副审路三个字出现后,右火第五席第一次没有立刻出声。
半闭的门只开着一条指宽缝隙。细铜管从缝里穿出,另一端接着空审印的小孔。方才那口热气,就是从副审路送来。
门缝下方却没有脚印。
只有六道极浅的拖痕,彼此平行,一直延伸到内审秤背后。六个平座随之轻轻震动,像门后有什么东西正在照着他们的位置重新排布。
陆小棠将冷药牌压到第六位背后。
“别应门。”
六人没有出声。第一位守锁链,第二位守通行扣,第三位压余位薄页,第四位托住药牌旧槽,第五位扶黑石责面,第六位扣落门索。每一道回应都留在原位,不往副审路合。
门缝里伸出一条白灰纸带。
纸带先绕首路死责签,再绕压字膜,最后停在六个平座前。带面浮出一行冷字:原审可回,须六证同认。
右火第五席终于开口:“六证同认,便先报六名。”
身份棺封边应声鼓起。
六份旧回执也在更低处轻轻碰撞,像门缝正用“同认”二字逼它们开口。林夜体内吞火虫骤然躁动,只要吞掉纸带上的索名火,门缝便会暂时失去收名之力,可那行原审也可能一并烧毁。
苏青禾按住他的手腕。
她的掌心冷得像一块薄冰,声音却很稳:“不吞字,拆同认。”
宋砚让灰袖账客把公账分成六栏。不是六个姓名栏,而是六件公物栏。磨平锁链证明活位曾被压在第二孔;通行扣证明随位通行;余位薄页证明六格活温;药牌旧槽证明失药与压温分开;黑石责面证明递令孔翻面;落门索证明活人曾被拿去承门。
六件东西各认一项。
没有一件认人。
白灰纸带骤然收紧,想把六栏勒成一束。顾长风将刚从审秤取下的铜扣塞到纸带交叉处。铜扣不够锋利,割不断纸,却把六道受力分开。纸带每收一次,六栏便从不同方向顶回一次。
副审门后传来第三道细响。
不是钟,是有人在拨公证齿。
孟小澄把最后三片哨壳碎屑依次放到门缝下。第一片被吸向细铜管,第二片贴住白灰纸带,第三片却停在门槛外,照出一道从未闭合的旧缝。
旧缝宽不过一线,却贯穿副审门底。
若首路从来是死路,公证缝早该随暗闸一起封死。它一直留着,说明内审当年仍保留了一条让外台回证进入副审的路。
右火空袖火猛地从细铜管内冲出。
这次火不烧证物,直烧门底旧缝。林夜没有沿管追第五席,也没有碰白灰纸带。他让吞火虫贴着门槛游过,只咬封缝火最外侧的一圈。

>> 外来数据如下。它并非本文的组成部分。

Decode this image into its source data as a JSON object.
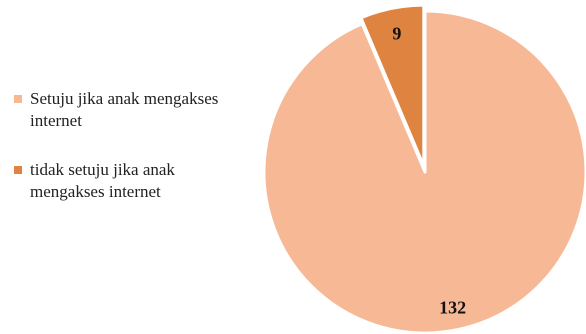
{
  "chart_data": {
    "type": "pie",
    "title": "",
    "categories": [
      "Setuju jika anak mengakses internet",
      "tidak setuju jika anak mengakses internet"
    ],
    "values": [
      132,
      9
    ],
    "data_labels": [
      "132",
      "9"
    ],
    "colors": [
      "#F7B896",
      "#DE8440"
    ],
    "legend_position": "left"
  }
}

火入体的一瞬,他胸口剧痛骤然炸开,膝下失去力气。苏青禾左肩撑住他,自己右臂也被震得向后甩了一下,肩口冷青当场裂出一道血线。
封缝火熄了。
门底旧缝仍在。
六件公物的回应沿缝分开送入,没有姓名,没有主带者,也没有一只活手落印。副审门后的公证齿一枚接一枚转动,白灰纸带上的“六证同认”随之改成“六证分认”。
身份棺与旧回执重新安静下来。
首路死责签却在右盘上自行翻面。签背原本空白,此刻被副审缝照出一枚很浅的退责记号。
记号下面,没有人名。
只有一行被刮去大半的旧注:首路未死,封于第二回审。